The Siècle edition of February 4th contains a letter from Dr. Riboli who went to Caprera to examine Garibaldi’s head, from a phrenological perspective. Our intention is not to assess the doctor’s opinion and even less the politician. Nevertheless, by reading the letter we were led to some reflections that are naturally in order here. Dr. Riboli believes that Garibaldi’s cranial structure corresponds perfectly well to his distinguishing intellectual and moral faculties, adding:

“You may laugh at my fanaticism but I can assure you that the time I spent examining that remarkable head was the happiest of my life. I saw, my dear friend, I saw that great man and he gave me everything that he was asked. I held that head that is the size of the whole world in my own hands, and for more than twenty minutes, feeling the inequalities and contrasts of his genius sticking out under my fingers everywhere. Garibaldi is 5’4” ft. tall. I measured all proportions: the width of the shoulders, the length of the arms and legs, the body circumference. In short, he is a well-proportioned man, strong body and of an uneasy temperament. The volume of his head is remarkable. The main aspect is the height of the skull, measured from the ear to the top of the head, yielding 20 cm (approx. 8 in). Such particular dominance of the whole upper part of the head indicates, at first sight and without a more thorough examination, an exceptional structure. The development of the skull on the top, the seat of feelings, indicates a balance of all the noble faculties against basic instincts. After examination, the craniology of Garibaldi immediately shows an extremely rare structure and I can even say that it is unprecedented. The harmony of all organs is perfect and the mathematical resultant of the whole thing shows: abnegation before anything else; prudence and cold blood; austerity; almost continual meditation; serious and precise eloquence; prevalent loyalty; an incredible deference to his friends to the point of suffering with it; his perceptibility in regard to everyone around him was especially dominant. To summarize, my dear friend, and without boring you with every comparison, causality, habitability, constructivism and destructivity *, it is a wonderful, organic, flawless head that science will use as a model, etc.

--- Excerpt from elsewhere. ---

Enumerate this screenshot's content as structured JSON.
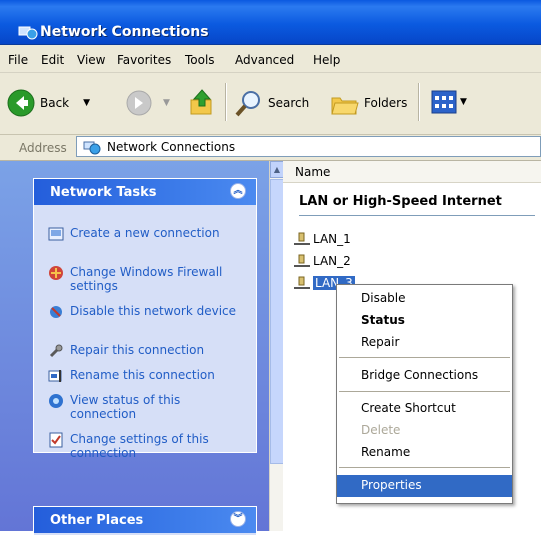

The whole letter is written with such an enthusiasm that clearly indicates the most profound and sincere admiration for the Italian hero. However, we would like to believe that the author’s observations were not influenced by any preconceived idea. But that is not the point. We accept his phrenological data as accurate but even if they were not, Garibaldi would not be more or less than he actually is. Everyone knows that the disciples of Gall form two schools: the materialists and the spiritualists. The first ones attribute the faculties to the organs. For them the organs are the cause, the faculties the product, and hence there is no faculty unless there is an organ, or put differently, when a person dies everything else is dead. The second group admits the independence of the faculties. The faculties are the cause; the development of the organs is the effect, and hence the annihilation of the organs does not imply the destruction of the faculties. We don’t know anything about the author’s affiliation to either school since he does not reveal it in his words.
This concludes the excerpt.